Ini semua tentang manusia
Biaya bukanlah satu-satunya masalah. Anda tidak bisa begitu saja melepas suku cadang mobil Formula Satu dan memasangkannya ke mobil sehari-hari, atau sebaliknya. Sistem hybrid F1 sangat berbeda dari sistem rata-rata ToyotaPrius. Namun Infiniti dan Renault percaya bahwa orang yang sama dapat mengerjakan keduanya, dan menyebarkan pengetahuan dalam prosesnya.

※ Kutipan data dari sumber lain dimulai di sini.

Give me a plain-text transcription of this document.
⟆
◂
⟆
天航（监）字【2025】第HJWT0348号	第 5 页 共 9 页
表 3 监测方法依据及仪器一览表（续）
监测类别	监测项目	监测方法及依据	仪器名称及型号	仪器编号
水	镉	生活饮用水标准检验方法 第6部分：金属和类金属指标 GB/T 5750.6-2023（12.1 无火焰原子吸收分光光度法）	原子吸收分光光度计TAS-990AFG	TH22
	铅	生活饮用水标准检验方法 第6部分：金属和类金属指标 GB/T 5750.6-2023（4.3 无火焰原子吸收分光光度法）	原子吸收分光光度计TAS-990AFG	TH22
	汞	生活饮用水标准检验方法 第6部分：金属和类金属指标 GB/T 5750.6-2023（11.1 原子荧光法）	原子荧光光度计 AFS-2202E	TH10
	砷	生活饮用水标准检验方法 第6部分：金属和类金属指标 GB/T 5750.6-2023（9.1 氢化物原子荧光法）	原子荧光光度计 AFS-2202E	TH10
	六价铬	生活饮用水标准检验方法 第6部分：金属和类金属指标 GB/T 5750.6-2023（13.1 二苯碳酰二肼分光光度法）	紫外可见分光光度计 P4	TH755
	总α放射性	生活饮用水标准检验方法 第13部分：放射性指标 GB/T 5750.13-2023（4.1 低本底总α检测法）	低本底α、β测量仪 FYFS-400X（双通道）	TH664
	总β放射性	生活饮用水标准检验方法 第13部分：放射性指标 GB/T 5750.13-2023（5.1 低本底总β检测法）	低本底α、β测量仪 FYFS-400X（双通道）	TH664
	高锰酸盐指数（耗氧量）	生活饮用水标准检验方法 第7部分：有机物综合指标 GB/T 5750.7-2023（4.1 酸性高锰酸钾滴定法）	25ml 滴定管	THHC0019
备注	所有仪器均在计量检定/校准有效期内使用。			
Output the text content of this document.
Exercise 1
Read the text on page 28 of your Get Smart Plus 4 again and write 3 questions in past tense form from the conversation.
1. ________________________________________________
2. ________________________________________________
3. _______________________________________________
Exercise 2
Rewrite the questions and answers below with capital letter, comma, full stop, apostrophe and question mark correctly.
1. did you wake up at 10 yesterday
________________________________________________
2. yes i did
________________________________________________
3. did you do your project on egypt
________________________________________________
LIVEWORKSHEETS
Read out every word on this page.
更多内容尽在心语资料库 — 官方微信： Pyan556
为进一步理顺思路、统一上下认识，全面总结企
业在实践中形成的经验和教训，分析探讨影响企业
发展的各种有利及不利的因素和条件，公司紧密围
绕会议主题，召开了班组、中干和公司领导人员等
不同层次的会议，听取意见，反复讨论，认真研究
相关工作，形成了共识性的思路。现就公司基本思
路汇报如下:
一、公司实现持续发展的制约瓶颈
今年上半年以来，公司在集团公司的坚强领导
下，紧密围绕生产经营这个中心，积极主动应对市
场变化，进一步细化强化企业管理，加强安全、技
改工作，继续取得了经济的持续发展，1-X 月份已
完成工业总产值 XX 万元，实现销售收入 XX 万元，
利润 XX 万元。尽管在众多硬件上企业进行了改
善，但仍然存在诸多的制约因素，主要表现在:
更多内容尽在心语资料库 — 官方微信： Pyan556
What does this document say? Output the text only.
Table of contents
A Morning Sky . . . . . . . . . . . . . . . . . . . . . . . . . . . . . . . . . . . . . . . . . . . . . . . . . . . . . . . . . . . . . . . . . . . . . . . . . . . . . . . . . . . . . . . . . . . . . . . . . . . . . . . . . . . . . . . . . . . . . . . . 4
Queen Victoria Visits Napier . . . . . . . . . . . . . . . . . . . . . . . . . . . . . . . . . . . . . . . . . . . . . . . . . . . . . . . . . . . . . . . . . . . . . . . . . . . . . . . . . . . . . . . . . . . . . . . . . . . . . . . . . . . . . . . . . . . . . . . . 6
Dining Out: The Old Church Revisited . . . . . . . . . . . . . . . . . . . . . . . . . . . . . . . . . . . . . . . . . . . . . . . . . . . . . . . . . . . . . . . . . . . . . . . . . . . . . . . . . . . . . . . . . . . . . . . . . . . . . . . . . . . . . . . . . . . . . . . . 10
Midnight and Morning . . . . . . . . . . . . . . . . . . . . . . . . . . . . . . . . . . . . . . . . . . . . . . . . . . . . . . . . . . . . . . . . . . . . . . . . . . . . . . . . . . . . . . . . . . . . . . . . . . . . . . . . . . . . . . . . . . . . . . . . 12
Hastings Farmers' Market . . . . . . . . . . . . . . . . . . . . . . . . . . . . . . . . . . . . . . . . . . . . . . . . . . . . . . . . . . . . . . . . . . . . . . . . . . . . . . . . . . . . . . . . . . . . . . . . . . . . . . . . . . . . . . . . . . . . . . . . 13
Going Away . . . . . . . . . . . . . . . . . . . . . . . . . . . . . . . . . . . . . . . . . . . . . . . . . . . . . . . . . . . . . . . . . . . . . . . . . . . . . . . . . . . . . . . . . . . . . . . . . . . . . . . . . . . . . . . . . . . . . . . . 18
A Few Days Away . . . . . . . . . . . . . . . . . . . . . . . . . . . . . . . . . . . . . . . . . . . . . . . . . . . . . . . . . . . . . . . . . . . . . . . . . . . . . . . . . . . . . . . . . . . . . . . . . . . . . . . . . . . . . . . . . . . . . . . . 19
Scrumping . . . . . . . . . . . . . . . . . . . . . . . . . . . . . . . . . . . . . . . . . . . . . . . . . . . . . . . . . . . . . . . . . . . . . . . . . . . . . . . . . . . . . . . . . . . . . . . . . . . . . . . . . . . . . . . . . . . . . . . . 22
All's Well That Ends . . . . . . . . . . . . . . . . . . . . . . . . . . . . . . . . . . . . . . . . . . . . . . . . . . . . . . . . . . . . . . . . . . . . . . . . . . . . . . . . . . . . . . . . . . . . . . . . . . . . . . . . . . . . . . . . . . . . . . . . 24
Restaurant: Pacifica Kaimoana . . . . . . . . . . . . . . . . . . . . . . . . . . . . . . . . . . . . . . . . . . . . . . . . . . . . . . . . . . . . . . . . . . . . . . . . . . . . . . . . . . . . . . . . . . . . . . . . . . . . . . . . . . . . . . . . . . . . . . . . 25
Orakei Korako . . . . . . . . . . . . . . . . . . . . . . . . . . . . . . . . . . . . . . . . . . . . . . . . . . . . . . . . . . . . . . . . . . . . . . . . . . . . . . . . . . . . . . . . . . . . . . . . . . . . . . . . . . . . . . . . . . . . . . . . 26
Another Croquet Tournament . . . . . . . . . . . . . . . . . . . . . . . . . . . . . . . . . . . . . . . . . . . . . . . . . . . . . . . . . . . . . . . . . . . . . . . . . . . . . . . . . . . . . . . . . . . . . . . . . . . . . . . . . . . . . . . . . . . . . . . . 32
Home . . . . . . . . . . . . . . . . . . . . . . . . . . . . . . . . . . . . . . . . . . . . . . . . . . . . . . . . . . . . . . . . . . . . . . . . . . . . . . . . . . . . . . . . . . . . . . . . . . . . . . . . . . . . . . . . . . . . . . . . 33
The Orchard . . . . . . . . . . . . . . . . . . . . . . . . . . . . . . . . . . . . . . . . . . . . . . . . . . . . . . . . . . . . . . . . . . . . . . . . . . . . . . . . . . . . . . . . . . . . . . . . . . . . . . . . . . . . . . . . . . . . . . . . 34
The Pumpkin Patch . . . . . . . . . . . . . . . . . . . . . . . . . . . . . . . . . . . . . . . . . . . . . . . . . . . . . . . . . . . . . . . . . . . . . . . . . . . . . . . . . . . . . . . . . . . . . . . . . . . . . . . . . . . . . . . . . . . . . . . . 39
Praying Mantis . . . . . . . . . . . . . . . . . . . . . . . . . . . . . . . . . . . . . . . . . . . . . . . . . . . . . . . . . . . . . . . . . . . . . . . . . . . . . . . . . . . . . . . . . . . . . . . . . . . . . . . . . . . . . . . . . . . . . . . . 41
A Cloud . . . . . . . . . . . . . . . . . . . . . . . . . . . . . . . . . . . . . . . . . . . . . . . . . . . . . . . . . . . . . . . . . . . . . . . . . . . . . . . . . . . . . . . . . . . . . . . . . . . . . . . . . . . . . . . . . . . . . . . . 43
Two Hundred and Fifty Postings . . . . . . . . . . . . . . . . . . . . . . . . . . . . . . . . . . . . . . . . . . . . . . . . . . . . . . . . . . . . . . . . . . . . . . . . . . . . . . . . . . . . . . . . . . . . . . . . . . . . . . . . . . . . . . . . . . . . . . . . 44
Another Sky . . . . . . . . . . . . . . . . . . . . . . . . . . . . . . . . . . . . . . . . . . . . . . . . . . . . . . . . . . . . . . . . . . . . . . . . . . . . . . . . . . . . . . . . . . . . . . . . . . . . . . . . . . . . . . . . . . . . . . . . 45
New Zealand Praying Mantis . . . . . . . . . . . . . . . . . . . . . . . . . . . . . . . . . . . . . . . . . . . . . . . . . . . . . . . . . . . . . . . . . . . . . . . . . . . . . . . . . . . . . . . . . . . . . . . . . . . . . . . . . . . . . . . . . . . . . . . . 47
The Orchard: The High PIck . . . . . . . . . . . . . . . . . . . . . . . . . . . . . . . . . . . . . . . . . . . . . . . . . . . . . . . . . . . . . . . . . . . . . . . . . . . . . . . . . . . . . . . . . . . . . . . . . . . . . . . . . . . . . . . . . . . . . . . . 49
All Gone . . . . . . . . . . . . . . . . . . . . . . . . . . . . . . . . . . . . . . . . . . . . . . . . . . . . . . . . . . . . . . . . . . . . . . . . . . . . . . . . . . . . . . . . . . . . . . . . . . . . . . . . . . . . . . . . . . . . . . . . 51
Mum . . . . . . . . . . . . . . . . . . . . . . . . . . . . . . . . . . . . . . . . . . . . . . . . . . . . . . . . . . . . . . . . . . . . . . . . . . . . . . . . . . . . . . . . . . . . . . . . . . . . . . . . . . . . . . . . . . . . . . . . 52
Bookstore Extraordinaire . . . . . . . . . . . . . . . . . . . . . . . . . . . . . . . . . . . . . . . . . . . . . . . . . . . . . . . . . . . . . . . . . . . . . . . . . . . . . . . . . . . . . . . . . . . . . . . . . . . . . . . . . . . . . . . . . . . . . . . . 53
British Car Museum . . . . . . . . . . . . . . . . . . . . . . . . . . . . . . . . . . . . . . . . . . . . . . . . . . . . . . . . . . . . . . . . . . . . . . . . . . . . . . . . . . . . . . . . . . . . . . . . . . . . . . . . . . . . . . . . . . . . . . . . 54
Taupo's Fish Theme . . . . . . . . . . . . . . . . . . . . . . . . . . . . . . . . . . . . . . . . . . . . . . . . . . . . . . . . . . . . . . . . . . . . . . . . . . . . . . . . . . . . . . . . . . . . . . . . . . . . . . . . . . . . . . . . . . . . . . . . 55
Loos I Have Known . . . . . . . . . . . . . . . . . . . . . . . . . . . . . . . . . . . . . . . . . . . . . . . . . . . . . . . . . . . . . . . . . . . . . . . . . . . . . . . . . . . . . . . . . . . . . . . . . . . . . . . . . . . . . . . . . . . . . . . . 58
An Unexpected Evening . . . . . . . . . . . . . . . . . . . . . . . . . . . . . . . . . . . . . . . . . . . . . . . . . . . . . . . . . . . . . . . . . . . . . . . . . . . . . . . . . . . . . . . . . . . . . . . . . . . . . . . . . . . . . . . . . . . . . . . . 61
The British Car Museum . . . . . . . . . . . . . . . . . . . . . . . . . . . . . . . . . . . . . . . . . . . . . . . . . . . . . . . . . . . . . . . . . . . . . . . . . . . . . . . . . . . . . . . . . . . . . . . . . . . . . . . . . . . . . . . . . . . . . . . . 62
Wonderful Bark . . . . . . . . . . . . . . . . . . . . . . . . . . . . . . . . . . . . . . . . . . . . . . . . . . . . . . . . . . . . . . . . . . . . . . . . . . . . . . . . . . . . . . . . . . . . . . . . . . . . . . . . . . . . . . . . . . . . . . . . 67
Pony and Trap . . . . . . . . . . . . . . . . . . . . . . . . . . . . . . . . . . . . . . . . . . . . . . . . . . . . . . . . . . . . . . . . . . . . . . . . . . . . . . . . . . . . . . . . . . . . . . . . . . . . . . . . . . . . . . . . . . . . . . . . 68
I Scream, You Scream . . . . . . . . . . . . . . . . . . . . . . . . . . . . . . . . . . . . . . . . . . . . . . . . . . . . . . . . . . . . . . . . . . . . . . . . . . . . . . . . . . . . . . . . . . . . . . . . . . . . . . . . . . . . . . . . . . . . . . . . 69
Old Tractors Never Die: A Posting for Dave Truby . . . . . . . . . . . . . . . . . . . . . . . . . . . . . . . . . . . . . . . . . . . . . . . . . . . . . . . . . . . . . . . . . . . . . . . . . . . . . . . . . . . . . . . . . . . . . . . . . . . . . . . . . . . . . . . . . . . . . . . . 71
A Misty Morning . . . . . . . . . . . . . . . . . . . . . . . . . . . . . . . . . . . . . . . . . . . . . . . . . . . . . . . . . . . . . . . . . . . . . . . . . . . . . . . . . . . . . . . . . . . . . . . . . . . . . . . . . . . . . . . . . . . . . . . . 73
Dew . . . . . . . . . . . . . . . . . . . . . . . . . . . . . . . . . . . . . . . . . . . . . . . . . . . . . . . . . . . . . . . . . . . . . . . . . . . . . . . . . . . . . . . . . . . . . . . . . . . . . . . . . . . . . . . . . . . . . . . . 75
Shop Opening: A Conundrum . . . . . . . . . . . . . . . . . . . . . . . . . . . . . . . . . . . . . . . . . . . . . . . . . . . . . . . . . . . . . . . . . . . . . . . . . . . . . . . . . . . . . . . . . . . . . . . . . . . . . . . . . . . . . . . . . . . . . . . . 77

“Walaupun produknya berbeda sama sekali, dan tentu saja dalam regulasi cara pembuatan produknya juga demikian sangat berbeda, teori dan pendekatan tekniknya sangat mirip,” Volpe, bos motor-sport Infiniti, dikatakan. Bos Renault Sport Racing Stoll menggemakan komentarnya.
“Formula Satu, mungkin Anda merasa ini sangat terstruktur, tapi idenya datang dari mana-mana. Anda harus meningkatkannya selangkah demi selangkah dengan detail yang sangat kecil. Jadi ide apa pun yang mungkin datang dari satu pasangan atau lainnya bisa digunakan bersama-sama.”
Infiniti telah mencoba mewujudkan hal ini dengan Akademi Teknik Infiniti (IEA). Setiap tahun, mahasiswa teknik mengajukan permohonan untuk mendapatkan kesempatan memenangkan penempatan selama setahun, yang dibagi antara kantor pusat tim Renault Sport F1 di Enstone, Inggris, dan fasilitas teknis Infiniti Inggris. Pemenang sebelumnya telah mendapatkan pekerjaan di Aliansi Renault-Nissan-Mitsubishi, serta di perusahaan lain seperti Dyson – yang sedang mengembangkan mobil listriknya sendiri – dan SpaceX.
Dari ribuan aplikasi, tujuh pemenang dipilih—masing-masing berasal dari kawasan global utama yang berbeda. Pemenang untuk setiap wilayah dipilih melalui serangkaian tantangan yang menekankan segalanya mulai dari pemecahan masalah dasar hingga keterampilan sekunder seperti hubungan masyarakat. Untuk tiga finalis AS tahun 2018, yang terlibat dikecam oleh Digital Trends dan media lain dalam konferensi pers tiruan. Pemenang mendapatkan kesempatan langka untuk mengasah keterampilan mereka baik di tim F1 maupun produsen mobil besar, sementara Infiniti dan Renault dapat mengembangkan talenta gearhead generasi berikutnya.
“Saya telah dikelilingi oleh mobil sepanjang hidup saya, dan saya ingin memanfaatkan bidang teknik sebagai cara untuk melanjutkan keterlibatan itu,” kata Evan Sloan, pemenang IEA AS tahun 2017. Pemenang tahun 2018, Sabre Cook, tidak hanya seorang mahasiswa teknik tetapi juga seorang pembalap amatir yang berkompetisi di Formula Empat.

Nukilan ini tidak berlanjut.